The functions, if implemented in the form of software functional units and sold or used as a stand-alone product, may be stored in a computer-readable storage medium. Based on this understanding, the technical solutions of the present specification may be essentially or portions contributing to the prior art or portions of the technical solutions may be embodied in the form of a software product stored in a storage medium, including several instructions to cause a computer device (which may be a personal computer, a server, or a network device, etc.) to perform all or part of the steps of the methods described in the embodiments of the present specification. And the aforementioned storage medium includes: a usb disk, a removable hard disk, a read-only memory (ROM), a random-access memory (RAM), a magnetic disk, or an optical disk, etc.

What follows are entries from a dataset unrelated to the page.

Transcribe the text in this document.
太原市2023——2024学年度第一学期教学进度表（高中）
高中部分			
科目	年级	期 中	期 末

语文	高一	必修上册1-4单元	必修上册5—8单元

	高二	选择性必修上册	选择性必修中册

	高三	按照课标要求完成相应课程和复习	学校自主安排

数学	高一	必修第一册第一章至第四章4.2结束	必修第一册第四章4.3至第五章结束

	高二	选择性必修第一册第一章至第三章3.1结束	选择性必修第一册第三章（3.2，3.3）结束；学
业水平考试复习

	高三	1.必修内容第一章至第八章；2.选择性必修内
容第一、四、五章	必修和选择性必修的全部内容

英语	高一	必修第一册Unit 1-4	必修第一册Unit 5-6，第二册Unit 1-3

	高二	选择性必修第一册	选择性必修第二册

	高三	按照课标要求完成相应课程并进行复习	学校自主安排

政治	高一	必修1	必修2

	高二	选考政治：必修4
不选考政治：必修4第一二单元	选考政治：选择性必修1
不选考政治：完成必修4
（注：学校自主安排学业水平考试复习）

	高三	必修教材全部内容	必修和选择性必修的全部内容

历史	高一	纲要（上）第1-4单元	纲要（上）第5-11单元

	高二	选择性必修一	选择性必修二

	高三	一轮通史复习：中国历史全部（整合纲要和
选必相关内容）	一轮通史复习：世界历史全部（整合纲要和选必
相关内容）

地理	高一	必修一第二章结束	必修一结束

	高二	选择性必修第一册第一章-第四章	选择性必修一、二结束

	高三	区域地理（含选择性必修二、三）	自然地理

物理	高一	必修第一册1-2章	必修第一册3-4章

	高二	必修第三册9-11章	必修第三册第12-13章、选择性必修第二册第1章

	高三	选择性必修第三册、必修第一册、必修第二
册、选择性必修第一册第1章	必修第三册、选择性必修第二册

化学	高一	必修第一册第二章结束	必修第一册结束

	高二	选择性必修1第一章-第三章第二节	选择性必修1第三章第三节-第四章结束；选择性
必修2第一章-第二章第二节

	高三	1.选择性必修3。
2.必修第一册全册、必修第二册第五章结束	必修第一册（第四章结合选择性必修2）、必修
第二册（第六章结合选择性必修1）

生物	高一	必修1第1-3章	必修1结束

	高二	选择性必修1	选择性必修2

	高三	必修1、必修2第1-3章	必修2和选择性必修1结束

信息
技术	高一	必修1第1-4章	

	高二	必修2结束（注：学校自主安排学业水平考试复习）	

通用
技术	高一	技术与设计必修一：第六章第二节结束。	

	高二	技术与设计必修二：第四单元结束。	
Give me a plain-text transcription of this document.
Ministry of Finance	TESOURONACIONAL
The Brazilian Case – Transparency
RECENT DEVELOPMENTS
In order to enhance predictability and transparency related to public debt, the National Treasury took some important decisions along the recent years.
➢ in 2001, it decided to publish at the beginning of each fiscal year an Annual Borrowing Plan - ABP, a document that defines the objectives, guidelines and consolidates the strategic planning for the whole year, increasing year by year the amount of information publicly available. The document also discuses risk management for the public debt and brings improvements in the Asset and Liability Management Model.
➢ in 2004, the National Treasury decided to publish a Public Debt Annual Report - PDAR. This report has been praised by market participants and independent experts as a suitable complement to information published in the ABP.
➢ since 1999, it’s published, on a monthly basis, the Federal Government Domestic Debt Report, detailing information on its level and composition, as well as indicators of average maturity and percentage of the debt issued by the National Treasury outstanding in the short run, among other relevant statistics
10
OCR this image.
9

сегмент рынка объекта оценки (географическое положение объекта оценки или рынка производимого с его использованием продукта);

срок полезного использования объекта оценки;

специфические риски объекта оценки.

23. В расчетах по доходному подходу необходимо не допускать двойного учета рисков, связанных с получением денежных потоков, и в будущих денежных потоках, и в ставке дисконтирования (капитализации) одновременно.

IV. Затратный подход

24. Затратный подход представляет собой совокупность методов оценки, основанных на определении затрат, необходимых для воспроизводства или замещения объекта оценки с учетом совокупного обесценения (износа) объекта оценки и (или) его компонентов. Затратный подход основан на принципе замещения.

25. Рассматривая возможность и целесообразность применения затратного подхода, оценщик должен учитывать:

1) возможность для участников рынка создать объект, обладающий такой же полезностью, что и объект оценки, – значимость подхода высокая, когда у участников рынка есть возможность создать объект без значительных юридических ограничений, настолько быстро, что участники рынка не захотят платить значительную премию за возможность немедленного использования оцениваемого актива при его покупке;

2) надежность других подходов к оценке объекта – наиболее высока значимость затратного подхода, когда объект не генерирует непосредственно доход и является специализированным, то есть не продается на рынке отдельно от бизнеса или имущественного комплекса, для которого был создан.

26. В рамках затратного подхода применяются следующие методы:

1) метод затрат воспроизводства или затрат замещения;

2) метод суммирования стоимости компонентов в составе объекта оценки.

The foregoing is merely specific embodiments of the present disclosure, but the scope of the present disclosure is not limited thereto, and any person skilled in the art can easily think about changes or substitutions within the technical scope disclosed in the present disclosure, and should be covered by the scope of the present disclosure. Therefore, the protection scope of the present invention shall be subject to the protection scope of the claims.

Claims

1. The power conversion scheduling method is characterized by being applied to a power conversion scheduling system, wherein the power conversion scheduling system comprises power conversion equipment, and the power conversion equipment is provided with a plurality of batteries; the method comprises the following steps:

2. The method of claim 1, wherein the determining the current arrival time of each target vehicle comprises:

3. The method according to claim 2, wherein after the vehicle whose arrival time period satisfies a preset time period is determined as the target vehicle, the method further comprises:

4. The method of claim 2, wherein the vehicle power-on-station duration model construction method comprises:

5. The method of claim 1, wherein the determining the charge duration of each battery comprises:

6. The method of claim 5, wherein the method for constructing the battery charge duration estimation model comprises:

7. The method according to claim 1, wherein the method further comprises:

8. A power conversion scheduling device, characterized by comprising:

9. An electronic device, comprising:

a processor, and a memory coupled to the processor;

the memory is used for storing a computer program;

the processor is configured to invoke and execute the computer program in the memory to perform the power-change scheduling method of any of claims 1-7.

10. A power-exchanging dispatching system is characterized by comprising power-exchanging equipment and the electronic equipment as claimed in claim 9,

the battery exchange device includes a plurality of batteries.